Record, Vol. II at 195. The policy also contained the following endorsement:
BREACH OF WARRANTY
In consideration of an additional premium of $513.00, it is understood and agreed that the Breach of any Warranty under this Policy shall not prejudice the right of the C.I.T., 1821 EXECUTIVE CENTER, DR., JACKSONVILLE, FLA. 32207 to collect in full to the extent of their financial interest in the vessel(s) named herein, in the event of loss, otherwise covered by the Policy. Payment, if any, under this clause being limited to the financial interest of the C.I.T. at the time of the loss, however, not in the excess of $205,000.00.
Record, Vol. II at 198.
No cases or other authority is cited to support the legal conclusion advanced. The article defines an "additional assured" as anyone who has an insurable interest in the property arising from ownership, charter or mortgage
Cases cited by the parties include: Georgia Farm Bureau Mutual Insurance Company v. First Federal Savings & Loan Association of Statesboro, 152 Ga.App. 16, 262 S.E.2d 147, 149-50 (1979); Citizens State of Dickenson, Tex. v. American Fire and Cas. Co., 198 F.2d 57, 59 (5th Cir.1952); Lumberman's Mutual Insurance Company v. Edwards, 293 F.Supp. 687 (E.D.Mo.1968); Fidelity Phenix Fire Ins. Co. v. Garrison, 39 Ariz. 277, 6 P.2d 47, 48 (1931); Union Trust Company of Ellsworth v. Philadelphia Fire and Machine Insurance Company, 127 Me. 528, 145 A. 243, 247 (1929)
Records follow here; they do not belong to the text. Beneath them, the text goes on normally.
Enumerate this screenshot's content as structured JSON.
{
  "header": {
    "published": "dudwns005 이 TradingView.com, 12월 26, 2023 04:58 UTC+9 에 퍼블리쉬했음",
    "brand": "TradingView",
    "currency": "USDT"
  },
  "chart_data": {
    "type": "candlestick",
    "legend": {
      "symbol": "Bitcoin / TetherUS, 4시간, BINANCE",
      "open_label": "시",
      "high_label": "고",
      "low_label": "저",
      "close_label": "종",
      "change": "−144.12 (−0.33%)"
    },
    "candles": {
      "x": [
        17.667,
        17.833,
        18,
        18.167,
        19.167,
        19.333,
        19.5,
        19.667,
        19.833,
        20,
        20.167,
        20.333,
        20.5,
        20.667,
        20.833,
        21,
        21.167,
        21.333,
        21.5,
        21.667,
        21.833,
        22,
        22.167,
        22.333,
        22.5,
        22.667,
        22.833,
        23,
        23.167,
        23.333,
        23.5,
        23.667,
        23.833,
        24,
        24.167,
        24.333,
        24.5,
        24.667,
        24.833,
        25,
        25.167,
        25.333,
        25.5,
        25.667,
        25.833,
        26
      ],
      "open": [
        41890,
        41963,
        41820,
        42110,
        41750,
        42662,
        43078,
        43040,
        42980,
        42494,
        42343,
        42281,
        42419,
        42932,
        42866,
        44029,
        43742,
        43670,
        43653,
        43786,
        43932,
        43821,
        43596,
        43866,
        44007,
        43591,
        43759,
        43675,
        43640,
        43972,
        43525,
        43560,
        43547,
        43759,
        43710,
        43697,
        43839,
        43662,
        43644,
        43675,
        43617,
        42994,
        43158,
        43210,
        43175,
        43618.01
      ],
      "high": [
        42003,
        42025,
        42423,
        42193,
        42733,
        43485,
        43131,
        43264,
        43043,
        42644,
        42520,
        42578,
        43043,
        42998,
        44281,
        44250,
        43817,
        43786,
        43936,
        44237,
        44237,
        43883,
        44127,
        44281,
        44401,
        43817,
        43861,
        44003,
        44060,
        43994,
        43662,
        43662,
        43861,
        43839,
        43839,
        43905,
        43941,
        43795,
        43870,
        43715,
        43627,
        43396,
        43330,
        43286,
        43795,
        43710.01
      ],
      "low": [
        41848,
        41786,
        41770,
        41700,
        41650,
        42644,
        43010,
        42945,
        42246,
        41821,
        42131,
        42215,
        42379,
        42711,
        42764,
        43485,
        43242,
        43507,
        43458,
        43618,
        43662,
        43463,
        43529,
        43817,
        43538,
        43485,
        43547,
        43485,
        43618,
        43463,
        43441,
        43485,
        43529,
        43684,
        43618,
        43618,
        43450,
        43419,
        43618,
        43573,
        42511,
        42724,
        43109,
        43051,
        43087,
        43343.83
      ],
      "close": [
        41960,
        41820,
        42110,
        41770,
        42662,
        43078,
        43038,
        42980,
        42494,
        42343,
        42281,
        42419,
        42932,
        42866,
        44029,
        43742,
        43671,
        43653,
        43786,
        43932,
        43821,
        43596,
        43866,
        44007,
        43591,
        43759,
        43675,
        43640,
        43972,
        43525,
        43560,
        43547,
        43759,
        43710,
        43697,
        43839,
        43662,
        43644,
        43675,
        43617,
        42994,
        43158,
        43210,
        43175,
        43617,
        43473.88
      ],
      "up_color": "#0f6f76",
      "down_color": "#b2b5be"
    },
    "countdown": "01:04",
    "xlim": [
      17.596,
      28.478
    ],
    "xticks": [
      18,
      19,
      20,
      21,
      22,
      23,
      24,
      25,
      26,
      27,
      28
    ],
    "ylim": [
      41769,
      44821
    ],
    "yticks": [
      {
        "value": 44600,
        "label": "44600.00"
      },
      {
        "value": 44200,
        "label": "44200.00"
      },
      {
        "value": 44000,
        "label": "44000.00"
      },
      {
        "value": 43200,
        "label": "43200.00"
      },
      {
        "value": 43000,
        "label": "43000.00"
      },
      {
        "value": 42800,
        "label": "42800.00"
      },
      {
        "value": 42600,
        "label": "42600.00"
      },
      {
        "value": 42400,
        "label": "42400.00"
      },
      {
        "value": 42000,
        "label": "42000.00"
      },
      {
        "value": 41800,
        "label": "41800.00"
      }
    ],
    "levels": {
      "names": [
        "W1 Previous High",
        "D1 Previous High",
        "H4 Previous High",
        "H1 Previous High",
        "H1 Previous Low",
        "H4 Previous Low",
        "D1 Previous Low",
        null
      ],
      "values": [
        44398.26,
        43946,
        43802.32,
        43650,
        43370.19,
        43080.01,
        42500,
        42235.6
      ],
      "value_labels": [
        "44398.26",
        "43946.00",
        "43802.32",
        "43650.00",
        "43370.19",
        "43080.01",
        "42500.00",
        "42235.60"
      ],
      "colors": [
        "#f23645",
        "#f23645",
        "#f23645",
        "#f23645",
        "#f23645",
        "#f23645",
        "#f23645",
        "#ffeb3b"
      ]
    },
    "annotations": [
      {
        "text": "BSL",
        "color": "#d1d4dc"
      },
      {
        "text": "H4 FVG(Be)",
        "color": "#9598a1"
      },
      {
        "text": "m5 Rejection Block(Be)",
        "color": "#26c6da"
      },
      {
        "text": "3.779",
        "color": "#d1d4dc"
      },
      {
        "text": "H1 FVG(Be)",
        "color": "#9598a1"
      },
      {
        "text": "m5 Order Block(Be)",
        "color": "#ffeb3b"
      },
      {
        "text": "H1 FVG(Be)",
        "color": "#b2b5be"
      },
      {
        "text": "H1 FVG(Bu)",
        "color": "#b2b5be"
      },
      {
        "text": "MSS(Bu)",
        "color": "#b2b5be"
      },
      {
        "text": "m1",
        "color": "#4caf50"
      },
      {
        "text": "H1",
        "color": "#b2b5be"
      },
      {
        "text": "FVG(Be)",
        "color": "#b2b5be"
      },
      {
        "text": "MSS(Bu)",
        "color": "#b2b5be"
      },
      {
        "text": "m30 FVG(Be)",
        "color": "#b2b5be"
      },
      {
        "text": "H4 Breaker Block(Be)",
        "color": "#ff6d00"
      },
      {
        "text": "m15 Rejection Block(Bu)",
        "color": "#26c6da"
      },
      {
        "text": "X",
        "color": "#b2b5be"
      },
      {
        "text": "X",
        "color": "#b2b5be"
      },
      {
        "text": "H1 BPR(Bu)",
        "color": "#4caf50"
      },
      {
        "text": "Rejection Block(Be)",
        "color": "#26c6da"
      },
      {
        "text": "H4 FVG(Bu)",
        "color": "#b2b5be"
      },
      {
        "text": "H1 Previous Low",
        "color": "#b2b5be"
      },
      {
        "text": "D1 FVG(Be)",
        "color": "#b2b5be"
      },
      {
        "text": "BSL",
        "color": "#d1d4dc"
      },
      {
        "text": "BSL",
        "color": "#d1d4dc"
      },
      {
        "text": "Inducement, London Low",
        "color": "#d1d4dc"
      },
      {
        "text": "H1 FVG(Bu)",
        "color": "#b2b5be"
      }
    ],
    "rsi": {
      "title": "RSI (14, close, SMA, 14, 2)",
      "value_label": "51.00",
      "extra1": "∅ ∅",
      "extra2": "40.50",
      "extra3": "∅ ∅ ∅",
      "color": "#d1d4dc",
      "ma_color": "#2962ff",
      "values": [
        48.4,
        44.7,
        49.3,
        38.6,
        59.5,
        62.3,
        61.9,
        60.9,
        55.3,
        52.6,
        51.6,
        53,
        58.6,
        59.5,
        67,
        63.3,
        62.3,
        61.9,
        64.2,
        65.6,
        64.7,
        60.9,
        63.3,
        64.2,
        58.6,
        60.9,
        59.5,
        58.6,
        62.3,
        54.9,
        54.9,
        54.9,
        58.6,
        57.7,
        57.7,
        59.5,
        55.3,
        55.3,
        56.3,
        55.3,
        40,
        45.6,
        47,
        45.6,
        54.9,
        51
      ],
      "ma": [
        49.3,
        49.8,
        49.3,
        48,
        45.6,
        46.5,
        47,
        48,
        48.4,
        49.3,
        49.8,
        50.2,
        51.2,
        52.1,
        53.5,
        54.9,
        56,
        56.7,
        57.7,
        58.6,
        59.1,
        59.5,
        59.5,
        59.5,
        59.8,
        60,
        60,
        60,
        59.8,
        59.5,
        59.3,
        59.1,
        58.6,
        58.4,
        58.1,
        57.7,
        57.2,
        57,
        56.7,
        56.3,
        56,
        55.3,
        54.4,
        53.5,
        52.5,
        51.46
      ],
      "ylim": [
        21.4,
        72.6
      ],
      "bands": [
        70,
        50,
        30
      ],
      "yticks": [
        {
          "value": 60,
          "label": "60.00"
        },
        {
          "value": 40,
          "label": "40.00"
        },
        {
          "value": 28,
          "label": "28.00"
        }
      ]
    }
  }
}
The requirements necessary to establish the defense of the equitable estoppel were outlined in Choat v. Rome Industries, Inc., 462 F.Supp. 728 (N.D.Ga.1978):
The person against whom the estoppel is to apply must have actual or constructive knowledge of the facts and must have induced, through his words or conduct, another to rely upon the purported representation. The party seeking to assert estoppel must have had neither knowledge nor a reasonable means or opportunity of obtaining knowledge of the facts and must have relied upon the other party's representations to his detriment.
Id. at 730; see also Cobb County Rural Electric Membership Corporation v. Board of Lights and Water Works of Marietta, 211 Ga. 535, 87 S.E.2d 80 (1955).
See 3 A. Corbin, Corbin on Contracts, Sec. 606 at 649-50 (1960) (Relief is generally denied unless the other party is put in status quo.)